Gli elementi liturgici parlano per relazione diretta - Contro la tentazione della didascalia - L'altare supera tutte le categorie per identificare una ulteriore categoria: quella della sostanza della rivelazione - Autonomia e contesto

L’altare non ha cattedre stilistiche. Ogni tempo ha la sua cultura che produce pensiero e procedimenti estetici e concettuali particolari. È naturale che questo si possa irradiare nella realizzazione delle opere e quindi anche in un elemento come l’altare. Eppure questo non basta. L’estetica dei simboli sacri richiede un suo movimento di pensiero intriso del tempo in cui si trova ma al tempo stesso libero da legami di maniera, anche sofisticati.

Nella pratica artistica credo che i perimetri del mio campo di ricerca formale siano riconoscibili e personali, anche estremi per quanto riguarda ad esempio la contaminazione dei materiali. Ma quando affronto il tema del sacro è come se avessi un ulteriore scomparto del pensiero. Non applico il mio stile per essere riconoscibile. O meglio: mi stacco dalle altre ricerche per avventurarmi in questa specifica, sempre personale, strano bilanciamento tra servizio e libertà, necessità di corporeità e purificazione dal racconto didascalico. È essenziale comprendere che didascalia può essere anche quella del mio stile.
Il campo del sacro è specifico, posto su un asse temporale che attraversa ogni istanza, senza esserne influenzato nel suo cuore fondamentale. È divertente e interessante vedere questo o quell’artista che porta la sua personale idea di altare, applicando i suoi modi. Forse in qualche misura è anche inevitabile. Ovviamente mi riferisco ad esempi che abbiano il minimo sindacale di qualità riconoscibile e una autorevolezza sul piano della ricerca formale.
Ma credo sia opportuno chiedersi, in una visione contemporanea che riesca a procedere approfondendo il legame con l’essenza formale, se un simbolo sacro debba rispondere con evidenza a questo o quel movimento artistico. Il tema del sacro applicato ai simboli è differente dal caso delle opere iconografiche. Lì l’autore applica la ricerca formale che pratica in altri ambiti. Nel caso dei simboli credo che si debba scoprire, se lo si ha, il proprio stile calato in una dimensione differente, con priorità formali diverse e totalmente autonome.

L’altare ha una identità nel suo incontrare la meditazione di un artista, ma è una identità da scoprire, ex novo, non occasione di citazione dei propri stilemi.
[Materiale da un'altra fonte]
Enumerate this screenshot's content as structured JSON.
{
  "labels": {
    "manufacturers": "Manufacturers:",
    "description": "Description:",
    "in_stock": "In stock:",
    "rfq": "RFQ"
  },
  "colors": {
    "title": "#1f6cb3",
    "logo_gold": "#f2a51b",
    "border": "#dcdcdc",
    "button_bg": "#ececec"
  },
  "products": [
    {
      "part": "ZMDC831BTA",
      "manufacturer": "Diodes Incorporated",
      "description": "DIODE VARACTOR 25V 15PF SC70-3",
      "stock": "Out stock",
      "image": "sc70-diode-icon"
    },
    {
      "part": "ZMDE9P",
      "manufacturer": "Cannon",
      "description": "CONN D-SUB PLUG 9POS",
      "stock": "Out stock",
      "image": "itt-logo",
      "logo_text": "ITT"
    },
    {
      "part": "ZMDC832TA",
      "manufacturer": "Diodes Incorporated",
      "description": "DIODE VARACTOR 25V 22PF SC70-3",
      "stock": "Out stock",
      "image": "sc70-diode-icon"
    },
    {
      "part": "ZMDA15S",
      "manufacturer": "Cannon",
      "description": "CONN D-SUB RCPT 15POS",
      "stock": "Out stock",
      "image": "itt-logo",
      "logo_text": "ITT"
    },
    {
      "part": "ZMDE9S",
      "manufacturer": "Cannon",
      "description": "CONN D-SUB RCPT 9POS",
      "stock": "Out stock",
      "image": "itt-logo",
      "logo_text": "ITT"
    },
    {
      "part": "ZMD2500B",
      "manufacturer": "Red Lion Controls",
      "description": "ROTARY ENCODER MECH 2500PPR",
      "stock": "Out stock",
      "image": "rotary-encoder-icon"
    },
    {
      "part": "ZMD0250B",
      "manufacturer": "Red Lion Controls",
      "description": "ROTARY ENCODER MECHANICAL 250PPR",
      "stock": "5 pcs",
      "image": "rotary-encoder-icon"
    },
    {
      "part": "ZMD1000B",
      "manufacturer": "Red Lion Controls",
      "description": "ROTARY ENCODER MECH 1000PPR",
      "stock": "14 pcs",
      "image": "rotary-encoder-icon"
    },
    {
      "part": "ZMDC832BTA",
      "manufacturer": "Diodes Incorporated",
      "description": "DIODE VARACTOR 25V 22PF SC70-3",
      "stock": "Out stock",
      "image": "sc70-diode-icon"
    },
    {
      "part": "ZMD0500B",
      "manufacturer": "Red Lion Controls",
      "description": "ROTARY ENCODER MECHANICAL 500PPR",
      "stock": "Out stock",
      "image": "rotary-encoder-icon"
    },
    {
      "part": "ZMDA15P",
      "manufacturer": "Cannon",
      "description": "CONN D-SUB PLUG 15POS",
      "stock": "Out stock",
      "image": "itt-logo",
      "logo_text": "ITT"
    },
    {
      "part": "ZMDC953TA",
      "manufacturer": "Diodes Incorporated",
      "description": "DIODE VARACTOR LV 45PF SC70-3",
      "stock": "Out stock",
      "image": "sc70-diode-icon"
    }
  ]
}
Quando il tema stilistico viene proposto con eccessiva evidenza, prioritario rispetto alle esigenze di autonomia e contestualità, di convergenza e divergenza con gli altri elementi e dell’architettura del tempio, finisce per essere nuovamente didascalia, anche se di un livello superiore rispetto alle frasi da bugiardino religioso. Una decorazione raffinata che tende a trasformare la chiesa in un museo piuttosto che in un luogo autonomo con le proprie regole. Non intendo dare una risposta ma porre il problema su cui vedo una certa confusione anche tra gli addetti ai lavori. Certamente l’altare deve essere in grado di parlare di sé anche in assenza di liturgia o spiegazione.

li elementi liturgici di una chiesa, come ogni opera d’arte o architettura, parlano per relazione diretta, nel bene e nel male. Da questo punto di vista voglio citare due esempi. Quello di Soissons dell’architetto Duthilleul e quello di St. Benno a Monaco. La sola visione può dar conto di come nella apparente similitudine cromatica i risultati sono completamente differenti.
Un altro fronte è quello della tematica dell’altare relativa a materiali e ad altri congegni formali. L’altare di idea naturalistica è uno dei fronti su cui si vedono varie soluzioni. Ma anche in questo caso vi è un fraintendimento. La “idea di ambiente” frequentata in questi casi è la natura ecologica, un po’ new age, e non può essere sufficiente. Idea ristretta di ambiente che non soddisfa il carattere assoluto e atemporale di un altare. A fronte del fatto-altare, ambiente e natura sono ogni cosa, non solo il verde delle aree protette, ma anche il grigio più grigio delle città, il centro più evoluto, come la periferia disastrata. Non si tratta di dettagli ma di un vero e proprio salto di dimensione.
Un altare non è la raccolta episodica di tematiche sociali, pur legittime. La grande sfida dell’altare è superare le categorie per identificare una misteriosa ulteriore categoria che è quella della sostanza della rivelazione. E qui sta uno spunto metodologico, almeno di concetto. Questa sostanza è ovviamente imprendibile, ma intuibile in alcune sue parti. Un altare, la sua realizzazione, dovrebbero essere lo sforzo di rendere incontrabile il mistero attraverso le parti che riusciamo a catturare nella sua essenza formale. Queste parti devono essere concrete, se crediamo che il mistero per la rivelazione cristiana si sia fatto carne attuale per ognuno. Alcuni passi, mi rendo conto, sembrano negare la idea di contestualità, ovvero un radicamento nello specifico del simbolo generale. Non è così. Il discrimine è su un piano diverso.
La contestualità di un altare non può essere aneddotica. Radicata non significa episodica. Così l’idea di natura, di comunità, la continuità con la chiesa di cui dovrebbe essere matrice, non sono l’applicazione di etichette di categoria e cifre stilistiche. Se faccio un altare usando un tronco d’albero, quanto mantengo il valore simbolico e quanto invece lo disperdo in una interpretazione troppo narrativa di natura e un tipo di relazione con essa? A questo proposito porto ad esempio l’altare in legno in Germania i cui risultati parlano da soli. L’albero è certamente parte del cosmo, ma sacrifica la percezione dell’altare che per sé significa la natura in una maniera più sacrale, totalizzante e interna rispetto a una sua particolare manifestazione tangibile troppo descrittiva e anche decorativa.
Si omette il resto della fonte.